Story of noumena NOUMENA: A THING IN ITSELF, AS DISTINGUISHED FROM A PHENOMENON OR THING AS IT APPEARS.
There is a philosopher in each of us, but it is commonly thought that using our common sense is a philosophical act in itself. But the opposite is really the case. Philosophy that is intuitive is rarely worth reading - it is only intuitive because it is telling us what we want to hear, that we are completely correct as we currently are. That is useless to us and harmful if we take it seriously, since it projects barriers to revising our mistaken beliefs. We can all be better, we can all change.
Each of us has probably asked life's most fundamental questions: What is life? What is my place in it? What choices does this obligate me to make? No one is philosophically perfect. Everyone has places where their views need refinement or revision. It is because of this that we read, and sometimes write, philosophy. I believe that life should be a quest for values, reasons, and purpose—and filled with passion! I am fortunate that I have the opportunity to speak to so many runners as a runner, but I am cautious of the values I am getting people to accept. People may accept things as fact because I am a runner, and I want people to understand that I am a thinker and want people to become thinkers too. My personal goal is to explore how I have come to know myself as a runner. I envisioned this “blog” as a place to write about my values and beliefs about running in hope of refining them, and in turn sharing them with other runners (and thinkers)!
The story of noumena
In critiquing pure reason, Kant conceptualized two realms: noumenal and phenomenal. The noumenal world is that which is thought and is distinguishable from what is perceived by our senses, the phenomenal world. Running is often discussed as a purely phenomenal experience; as bloggers we get ourselves trapped in writing about the regiments of our training and racing, what we eat before/during/after training and racing, and insert captions of our lives to make connections with others. Should all runners blog and tweet? The wired cacophony we endure already competes with knowledge, as we struggle to wade through a growing stream of random conversations about our lives. Noumena, or the mental, is not superior to our experiences, they are interconnected concepts in a philosophical position. Noumena is the thing itself that prevents our simple intuition to be extended to our experiences. I believe that running is more than a bodily experience, and there is more breadth to talk about than how we train and eat. Lost? Good. It is impossible for us to actually visualize or understand our world without senses, but to simplify noumena is what we use to understand why we come to perceive the world in the way we do. Don’t worry, this is not a critique of running, and this is the extent of the philosophical jargon. This is the thinking that goes on behind the words I write on the pages and I am taking responsibility for writing them, and how they may influence our thinking on running.

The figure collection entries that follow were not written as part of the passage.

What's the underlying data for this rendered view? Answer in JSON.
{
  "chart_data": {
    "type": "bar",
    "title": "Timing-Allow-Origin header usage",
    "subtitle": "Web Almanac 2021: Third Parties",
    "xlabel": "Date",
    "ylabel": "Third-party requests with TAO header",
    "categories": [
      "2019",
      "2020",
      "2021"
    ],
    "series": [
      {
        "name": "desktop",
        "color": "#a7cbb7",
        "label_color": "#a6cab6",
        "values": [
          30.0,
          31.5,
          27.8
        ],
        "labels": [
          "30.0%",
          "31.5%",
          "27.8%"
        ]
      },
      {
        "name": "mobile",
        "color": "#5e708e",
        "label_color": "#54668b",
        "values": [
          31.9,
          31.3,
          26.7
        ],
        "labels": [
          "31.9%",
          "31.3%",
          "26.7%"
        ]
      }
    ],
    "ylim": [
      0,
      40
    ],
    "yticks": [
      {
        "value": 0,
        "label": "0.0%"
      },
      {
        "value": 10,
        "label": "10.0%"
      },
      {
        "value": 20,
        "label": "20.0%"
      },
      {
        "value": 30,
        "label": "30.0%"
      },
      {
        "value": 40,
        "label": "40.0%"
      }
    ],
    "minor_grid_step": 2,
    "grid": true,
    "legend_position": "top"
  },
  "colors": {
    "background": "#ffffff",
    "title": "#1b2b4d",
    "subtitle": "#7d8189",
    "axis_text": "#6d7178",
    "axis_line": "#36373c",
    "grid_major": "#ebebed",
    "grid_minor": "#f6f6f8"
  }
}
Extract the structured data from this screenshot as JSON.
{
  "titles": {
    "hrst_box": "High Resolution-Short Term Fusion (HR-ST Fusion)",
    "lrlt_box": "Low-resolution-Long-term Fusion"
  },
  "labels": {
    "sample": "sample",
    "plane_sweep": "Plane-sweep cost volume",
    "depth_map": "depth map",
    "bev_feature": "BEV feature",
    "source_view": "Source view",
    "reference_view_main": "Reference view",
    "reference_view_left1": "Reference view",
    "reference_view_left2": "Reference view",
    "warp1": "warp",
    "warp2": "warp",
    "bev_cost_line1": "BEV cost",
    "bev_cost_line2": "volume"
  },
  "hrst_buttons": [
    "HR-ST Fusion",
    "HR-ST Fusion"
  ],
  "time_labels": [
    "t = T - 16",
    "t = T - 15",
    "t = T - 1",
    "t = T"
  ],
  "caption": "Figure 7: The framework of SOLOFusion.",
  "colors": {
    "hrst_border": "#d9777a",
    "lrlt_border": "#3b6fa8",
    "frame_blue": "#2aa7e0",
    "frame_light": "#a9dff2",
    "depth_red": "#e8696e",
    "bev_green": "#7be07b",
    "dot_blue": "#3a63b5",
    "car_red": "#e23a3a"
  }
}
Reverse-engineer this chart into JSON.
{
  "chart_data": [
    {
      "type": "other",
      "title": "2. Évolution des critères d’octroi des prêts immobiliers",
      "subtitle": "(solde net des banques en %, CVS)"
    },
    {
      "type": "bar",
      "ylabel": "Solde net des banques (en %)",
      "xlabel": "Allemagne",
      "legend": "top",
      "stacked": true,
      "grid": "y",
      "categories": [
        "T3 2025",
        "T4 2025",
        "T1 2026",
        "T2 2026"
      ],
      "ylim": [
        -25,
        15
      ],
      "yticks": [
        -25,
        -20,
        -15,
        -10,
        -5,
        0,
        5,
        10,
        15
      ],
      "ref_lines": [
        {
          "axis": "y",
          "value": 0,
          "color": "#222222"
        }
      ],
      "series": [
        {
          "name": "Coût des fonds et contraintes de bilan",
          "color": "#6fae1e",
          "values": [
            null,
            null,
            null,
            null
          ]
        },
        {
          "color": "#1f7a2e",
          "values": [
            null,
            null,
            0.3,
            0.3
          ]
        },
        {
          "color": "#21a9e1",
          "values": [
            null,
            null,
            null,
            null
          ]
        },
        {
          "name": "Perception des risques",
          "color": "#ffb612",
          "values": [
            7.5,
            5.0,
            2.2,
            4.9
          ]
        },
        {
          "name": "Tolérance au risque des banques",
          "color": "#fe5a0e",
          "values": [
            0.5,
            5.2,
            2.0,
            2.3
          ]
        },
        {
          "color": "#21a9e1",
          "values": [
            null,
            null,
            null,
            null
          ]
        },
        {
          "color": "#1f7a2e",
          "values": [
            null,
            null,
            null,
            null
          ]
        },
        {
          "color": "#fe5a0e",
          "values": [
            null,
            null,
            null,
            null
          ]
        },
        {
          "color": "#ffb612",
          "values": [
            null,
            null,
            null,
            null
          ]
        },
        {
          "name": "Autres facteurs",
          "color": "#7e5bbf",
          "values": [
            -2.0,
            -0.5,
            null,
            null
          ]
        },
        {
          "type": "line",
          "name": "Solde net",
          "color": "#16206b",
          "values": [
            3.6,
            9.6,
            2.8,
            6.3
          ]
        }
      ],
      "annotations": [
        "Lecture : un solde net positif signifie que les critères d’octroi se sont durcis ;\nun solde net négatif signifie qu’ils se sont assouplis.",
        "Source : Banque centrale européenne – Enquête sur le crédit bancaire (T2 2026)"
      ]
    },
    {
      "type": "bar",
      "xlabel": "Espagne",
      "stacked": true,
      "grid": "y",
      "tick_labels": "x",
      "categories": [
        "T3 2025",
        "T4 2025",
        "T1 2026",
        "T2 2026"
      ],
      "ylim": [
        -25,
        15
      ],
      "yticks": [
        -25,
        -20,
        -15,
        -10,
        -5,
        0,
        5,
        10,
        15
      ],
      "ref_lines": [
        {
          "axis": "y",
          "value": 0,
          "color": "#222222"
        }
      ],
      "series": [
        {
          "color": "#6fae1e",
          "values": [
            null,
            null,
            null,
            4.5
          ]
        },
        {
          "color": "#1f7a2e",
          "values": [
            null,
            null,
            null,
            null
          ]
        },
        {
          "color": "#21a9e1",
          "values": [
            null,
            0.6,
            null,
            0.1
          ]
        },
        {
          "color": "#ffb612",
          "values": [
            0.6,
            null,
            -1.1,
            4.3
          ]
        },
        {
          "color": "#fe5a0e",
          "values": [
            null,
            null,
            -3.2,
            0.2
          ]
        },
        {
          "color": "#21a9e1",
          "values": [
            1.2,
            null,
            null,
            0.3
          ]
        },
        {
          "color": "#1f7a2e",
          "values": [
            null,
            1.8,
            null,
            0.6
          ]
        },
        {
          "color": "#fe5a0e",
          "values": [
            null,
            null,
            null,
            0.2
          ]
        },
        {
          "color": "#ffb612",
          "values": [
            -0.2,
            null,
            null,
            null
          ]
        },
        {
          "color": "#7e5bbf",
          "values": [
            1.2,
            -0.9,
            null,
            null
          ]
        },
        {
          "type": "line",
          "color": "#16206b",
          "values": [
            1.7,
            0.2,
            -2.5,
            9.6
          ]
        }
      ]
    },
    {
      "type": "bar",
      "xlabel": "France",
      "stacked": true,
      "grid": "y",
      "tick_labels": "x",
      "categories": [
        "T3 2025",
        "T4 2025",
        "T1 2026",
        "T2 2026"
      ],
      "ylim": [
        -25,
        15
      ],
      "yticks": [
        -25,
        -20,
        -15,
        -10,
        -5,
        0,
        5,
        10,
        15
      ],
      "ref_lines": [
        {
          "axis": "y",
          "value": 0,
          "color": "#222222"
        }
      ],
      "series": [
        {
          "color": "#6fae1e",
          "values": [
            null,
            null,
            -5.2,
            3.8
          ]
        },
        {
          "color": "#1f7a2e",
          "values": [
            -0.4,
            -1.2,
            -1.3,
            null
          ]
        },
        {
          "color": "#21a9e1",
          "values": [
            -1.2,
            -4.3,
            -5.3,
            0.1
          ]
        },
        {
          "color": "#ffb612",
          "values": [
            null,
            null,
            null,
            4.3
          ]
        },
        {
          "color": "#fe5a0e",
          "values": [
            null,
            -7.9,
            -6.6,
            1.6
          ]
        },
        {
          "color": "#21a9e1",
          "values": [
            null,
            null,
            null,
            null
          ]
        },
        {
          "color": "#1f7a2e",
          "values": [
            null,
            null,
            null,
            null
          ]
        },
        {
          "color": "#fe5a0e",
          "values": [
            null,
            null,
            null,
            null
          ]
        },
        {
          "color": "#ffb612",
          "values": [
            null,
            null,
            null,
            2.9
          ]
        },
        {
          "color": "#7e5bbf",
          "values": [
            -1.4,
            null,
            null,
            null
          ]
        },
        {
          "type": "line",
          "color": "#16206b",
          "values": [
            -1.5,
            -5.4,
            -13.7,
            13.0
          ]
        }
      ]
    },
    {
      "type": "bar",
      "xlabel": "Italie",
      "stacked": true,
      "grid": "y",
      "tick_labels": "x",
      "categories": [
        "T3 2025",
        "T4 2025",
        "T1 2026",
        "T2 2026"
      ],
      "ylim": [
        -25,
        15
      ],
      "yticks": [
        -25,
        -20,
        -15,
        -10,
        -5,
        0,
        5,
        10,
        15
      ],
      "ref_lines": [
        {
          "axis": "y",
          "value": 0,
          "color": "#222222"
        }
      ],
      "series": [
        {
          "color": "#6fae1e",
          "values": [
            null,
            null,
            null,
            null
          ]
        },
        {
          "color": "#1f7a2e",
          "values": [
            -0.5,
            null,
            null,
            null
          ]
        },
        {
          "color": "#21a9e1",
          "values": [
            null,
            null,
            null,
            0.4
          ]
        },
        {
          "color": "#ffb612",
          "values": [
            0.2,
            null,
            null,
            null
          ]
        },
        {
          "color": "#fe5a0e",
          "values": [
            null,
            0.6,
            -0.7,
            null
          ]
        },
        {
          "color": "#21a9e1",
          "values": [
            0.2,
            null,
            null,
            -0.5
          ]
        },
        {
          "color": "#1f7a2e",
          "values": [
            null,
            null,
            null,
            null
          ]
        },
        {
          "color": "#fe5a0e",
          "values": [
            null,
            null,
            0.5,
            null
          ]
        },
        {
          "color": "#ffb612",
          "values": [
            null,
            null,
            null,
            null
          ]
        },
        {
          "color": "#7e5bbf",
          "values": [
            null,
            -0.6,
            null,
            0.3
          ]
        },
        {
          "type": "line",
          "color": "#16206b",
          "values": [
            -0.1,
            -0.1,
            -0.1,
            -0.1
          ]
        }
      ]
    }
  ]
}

Our consciousness and physicality are not the same thing
Physical literacy is developed from phenomenological and existential schools of thought. As an existentialist, existence precedes essence. The nature of our being is a result of the accumulated experiences we have in the different environments we inhabit. We are quintessentially beings of the world. As we become familiar with the world about us we also come to realize the wide range of capabilities we have with which we can interact with the world. Interaction is the key to life, the stimulus to our development.
Simone deBeauvoir can be described as one of the most rigorous yet practical philosophical thinkers in modern times. One of the greatest minds in Existentialist thinking, deBeauvoir argued that to be human is to be free. It is not her famous book The Second Sex that I came to admire deBeauvoir, though it was my introduction to her, it is in exploring her works of fiction that I came to understand her ethics, the way in which she lived her life and philosophies, and in particular her political and personal investigation of choice in an absurd world. What is unique to her ideas is the tension between our experience of ourselves as solitary beings while simultaneously being intertwined with others: she explored our embeddedness in the world and our essential relatedness to each other; and she presented the position that we can not act for another nor directly influence their freedom, but we must accept responsibility for the fact that our actions produce the conditions within which the other acts. Her works have given me an ethics of hope.